Vous projetez d’acheter un bien immobilier neuf et vous avez opté pour un logement en vente sur plan ? Notez que la signature d’un contrat de réservation vous sera demandée pour pouvoir réserver le bien immobilier de votre choix. Pour vous aider dans la réalisation de cette procédure, voici ce qu’il faut savoir concernant ce type de contrat.

Vente d’immobilier neuf : qu’est-ce qu’un contrat de réservation ?

L’élaboration d’un contrat de réservation entre dans le cadre d’une vente d’immobilier neuf de type VEFA (Vente en l’État Futur d’Achèvement). Cette modalité de vente concerne un bien immobilier choisi sur plan et dont le paiement s’effectue au fur et à mesure que les travaux de construction avancent dans le temps. Il s’agit d’un document écrit engageant le promoteur à réserver le bien immobilier pour le compte de l’acquéreur moyennant une première partie des versements.

Également appelé « contrat préliminaire », ce contrat n’est pas obligatoire. La signature d’un contrat de vente définitif peut être directement réalisée en fonction des choix des deux contractants. Si vous voulez en savoir davantage le rôle du contrat de réservation dans une vente d’immobilier neuf, consultez une agence immobilière pour obtenir plus d’informations sur les obligations de chacun. Le recours aux services d’un notaire reste optionnel. Par ailleurs, son enregistrement auprès des impôts n’est pas obligatoire et il n’engendre pas de droits de mutation.

Un couple devant un immeuble neuf

Que comprend un contrat de réservation ?

Le contrat de réservation doit obligatoirement contenir une description détaillée du futur logement.
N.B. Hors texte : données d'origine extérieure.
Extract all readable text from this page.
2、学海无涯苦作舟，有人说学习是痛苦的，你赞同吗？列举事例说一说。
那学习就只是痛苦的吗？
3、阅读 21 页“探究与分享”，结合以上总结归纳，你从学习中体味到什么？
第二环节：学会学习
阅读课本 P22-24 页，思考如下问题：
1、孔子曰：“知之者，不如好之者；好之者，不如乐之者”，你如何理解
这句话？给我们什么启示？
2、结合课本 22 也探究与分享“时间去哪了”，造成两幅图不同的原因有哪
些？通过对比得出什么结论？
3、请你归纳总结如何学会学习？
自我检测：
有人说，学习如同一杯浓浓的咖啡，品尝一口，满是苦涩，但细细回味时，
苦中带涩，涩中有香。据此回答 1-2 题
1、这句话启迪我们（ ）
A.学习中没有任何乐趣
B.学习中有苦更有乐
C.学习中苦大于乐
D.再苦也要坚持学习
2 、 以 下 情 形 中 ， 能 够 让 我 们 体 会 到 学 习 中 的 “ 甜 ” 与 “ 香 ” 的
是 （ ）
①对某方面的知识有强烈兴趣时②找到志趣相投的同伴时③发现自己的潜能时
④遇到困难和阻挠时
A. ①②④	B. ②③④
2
Les renseignements relatifs à la surface habitable, au nombre de pièces, aux types de matériaux à utiliser, aux techniques de construction à adopter doivent y être inclus. Il doit en outre impérativement renfermer les renseignements sur les deux parties contractantes : le promoteur et le futur propriétaire du bien.

Il est également requis d’y insérer les mentions suivantes :

  • le prix de vente prévisionnel du bien immobilier
  • les modalités de révision du prix de vente prévisionnel
  • les prêts immobiliers nécessaires
  • le délai d’exécution des travaux
  • la date de conclusion définitive de la vente
  • le rappel des conditions légales relatives à une éventuelle rétractation
  • une reproduction des articles R 261-28 à R 261-31 du Code de la construction et de l’habitation

Le dépôt de garantie est-il obligatoire ?

La somme à verser en tant que dépôt de garantie varie en fonction du délai prévisionnel de vente. En effet, si ce délai est inférieur ou égal à une année, le dépôt de garantie sera fixé à 5% du prix prévisionnel de vente au maximum. Si cette période est comprise entre 1 et 2 ans, il sera de l’ordre de 2% du prix prévisionnel de vente au maximum. Dans le cas où le délai prévu excèderait les 2 ans, aucun dépôt de garantie ne serait demandé.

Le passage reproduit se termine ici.